Per gli osservatori la forza di Google risiede in una moltitudine di attività che funzionano e che ruotano intorno al core business della pubblicità e della search. Per esempio, nel caso del sistema operativo Android che domina negli smartphone su scala mondiale, Google fa leva sulla crescente propensione degli utenti a effettuare le ricerche da mobile; i “paid clicks” di Google sono in aumento del 59% nei primi tre mesi del 2018.

Quanto alla piattaforma video YouTube, che fattura 20 miliardi di  dollari l’anno, potrebbe crescere del 20-30% nei prossimi cinque anni, secondo Mark Mahaney di RBC Capital Markets. Siccome oggi le revenues di YouTube rappresentano solo il 10% di quanto viene speso globalmente sulla tradizionale pubblicità in Tv, c’è ampio margine per catturare quote più consistenti, osserva Youssef Squali, analista di SunTrust Robinson Humphrey. “YouTube è ancora agli inizi rispetto alla Tv, il suo business può crescere enormemente, visto che il pubblico si sta già spostando verso l’online”.

Sul cloud computing Google è entrata in ritardo rispetto ai concorrenti e le revenues annuali di circa 4 miliardi di dollari impallidiscono rispetto alle cifre generate da Amazon (che fattura più di 5 miliardi in un trimestre) e Microsoft. Ma secondo Dan Chung, chief investment officer di Alger, qui Big G può davvero fare un balzo tirando in ballo tutto il peso delle sue tecnologie di intelligenza artificiale. Unire cloud e AI sarebbe un vero “attacco al mercato”: “Google potrebbe disporre delle migliori funzionalità AI/machine learning sul cloud”, afferma Chung.

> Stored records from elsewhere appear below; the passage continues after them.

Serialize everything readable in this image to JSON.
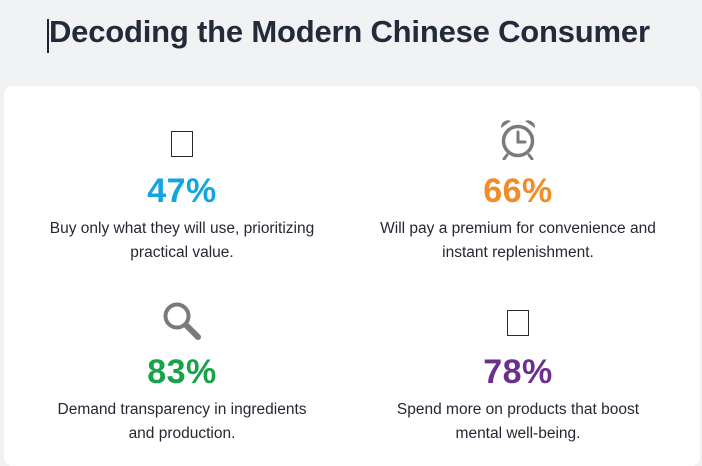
{
  "header": {
    "title": "Decoding the Modern Chinese Consumer"
  },
  "stats": [
    {
      "value": "47%",
      "line1": "Buy only what they will use, prioritizing",
      "line2": "practical value.",
      "icon": "placeholder-box-icon",
      "color": "#12a5e0"
    },
    {
      "value": "66%",
      "line1": "Will pay a premium for convenience and",
      "line2": "instant replenishment.",
      "icon": "alarm-clock-icon",
      "color": "#f28c28"
    },
    {
      "value": "83%",
      "line1": "Demand transparency in ingredients",
      "line2": "and production.",
      "icon": "magnifier-icon",
      "color": "#16a34a"
    },
    {
      "value": "78%",
      "line1": "Spend more on products that boost",
      "line2": "mental well-being.",
      "icon": "placeholder-box-icon",
      "color": "#6b2f8e"
    }
  ]
}
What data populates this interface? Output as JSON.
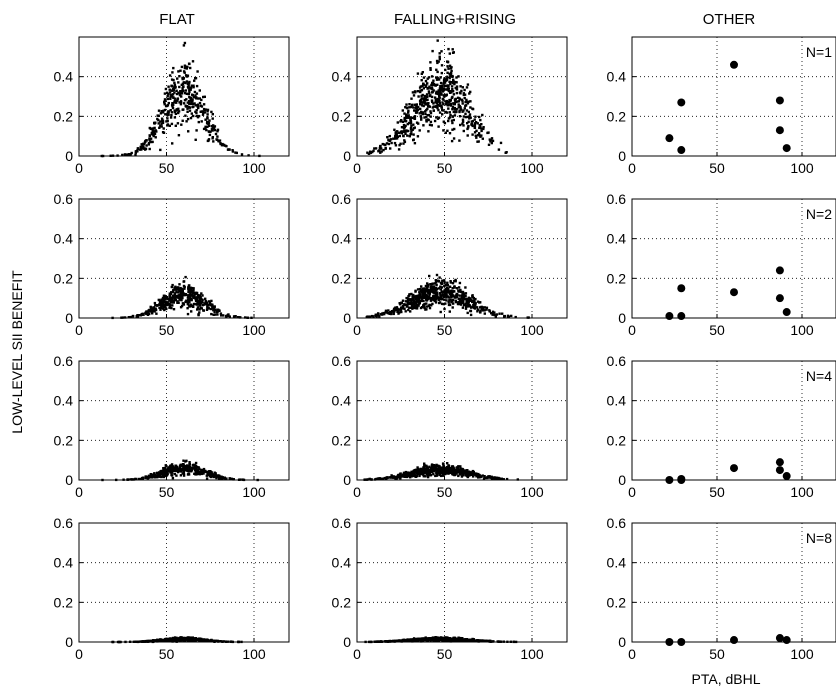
{
  "chart_data": {
    "type": "scatter",
    "column_titles": [
      "FLAT",
      "FALLING+RISING",
      "OTHER"
    ],
    "ylabel": "LOW-LEVEL SII BENEFIT",
    "xlabel": "PTA, dBHL",
    "xlim": [
      0,
      120
    ],
    "xticks": [
      0,
      50,
      100
    ],
    "grid": true,
    "rows": [
      {
        "annotation": "N=1",
        "ylim": [
          0,
          0.6
        ],
        "yticks": [
          "0",
          "0.2",
          "0.4"
        ],
        "peak_flat": 0.32,
        "peak_fr": 0.33
      },
      {
        "annotation": "N=2",
        "ylim": [
          0,
          0.6
        ],
        "yticks": [
          "0",
          "0.2",
          "0.4",
          "0.6"
        ],
        "peak_flat": 0.12,
        "peak_fr": 0.13
      },
      {
        "annotation": "N=4",
        "ylim": [
          0,
          0.6
        ],
        "yticks": [
          "0",
          "0.2",
          "0.4",
          "0.6"
        ],
        "peak_flat": 0.06,
        "peak_fr": 0.05
      },
      {
        "annotation": "N=8",
        "ylim": [
          0,
          0.6
        ],
        "yticks": [
          "0",
          "0.2",
          "0.4",
          "0.6"
        ],
        "peak_flat": 0.015,
        "peak_fr": 0.015
      }
    ],
    "other_points": [
      [
        {
          "x": 22,
          "y": 0.09
        },
        {
          "x": 29,
          "y": 0.27
        },
        {
          "x": 29,
          "y": 0.03
        },
        {
          "x": 60,
          "y": 0.46
        },
        {
          "x": 87,
          "y": 0.28
        },
        {
          "x": 87,
          "y": 0.13
        },
        {
          "x": 91,
          "y": 0.04
        }
      ],
      [
        {
          "x": 22,
          "y": 0.01
        },
        {
          "x": 29,
          "y": 0.15
        },
        {
          "x": 29,
          "y": 0.01
        },
        {
          "x": 60,
          "y": 0.13
        },
        {
          "x": 87,
          "y": 0.24
        },
        {
          "x": 87,
          "y": 0.1
        },
        {
          "x": 91,
          "y": 0.03
        }
      ],
      [
        {
          "x": 22,
          "y": 0.0
        },
        {
          "x": 29,
          "y": 0.0
        },
        {
          "x": 29,
          "y": 0.005
        },
        {
          "x": 60,
          "y": 0.06
        },
        {
          "x": 87,
          "y": 0.09
        },
        {
          "x": 87,
          "y": 0.05
        },
        {
          "x": 91,
          "y": 0.02
        }
      ],
      [
        {
          "x": 22,
          "y": 0.0
        },
        {
          "x": 29,
          "y": 0.0
        },
        {
          "x": 60,
          "y": 0.01
        },
        {
          "x": 87,
          "y": 0.02
        },
        {
          "x": 91,
          "y": 0.01
        }
      ]
    ],
    "marker_flat_fr": "small dot",
    "marker_other": "large filled circle",
    "color": "#000000"
  }
}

Ci sono poi i nuovi business, tra cui quello dello spin-off della guida autonoma Waymo: non è ancora chiaro come produrrà le sue revenues ma per gli analisti ha il vantaggio del “first mover”. L’azienda nata da Google ha già miliardi di ore di guida in modalità driverless effettuate sia in ambienti simulati che su strade pubbliche e una leadership tecnologica che la mette nella posizione di vendere il suo software alle case automobilistiche. Elemento ancora più rilevante, sottolinea Kevin Walkush, portfolio manager di Jensen Investment Management, è che Waymo potrebbe guadagnare sfruttando il business che Google conosce meglio: la ricerca su Internet. “Tutto torna qui con Google: search advertising”, nota Walkush. “Dopotutto se le persone se ne staranno sedute in una macchina in cui non devono guidare, che cosa faranno? Navigheranno online”.

Per Alphabet, però, la strada verso il fatturato-boom e il trilione di dollari di capitalizzazione di Borsa non è priva di ostacoli. Il primo è legato al malcontendo di alcuni investitori per le ingenti spese che il gruppo sostiene e di cui dovrebbe dare conto con maggior trasparenza, sottolinea Jim Tierney, chief investment officer di AllianceBernstein’s Concentrated US Growth Fund. “Ci fidiamo di Google nel lungo termine, ma se intanto ci indica anche solo i risultati parziali di quello che ottiene con tutti quegli investimenti saremmo più contenti”, fa sapere Tierney. Il secondo ostacolo potrebbe esercitare un peso decisivo: il predomio di Google non piace ai regolatori e ai politici, né in Europa né in America. Un’azione più decisa da parte di chi definisce e fa valere le norme potrebbe rallentare la corsa di Alphabet.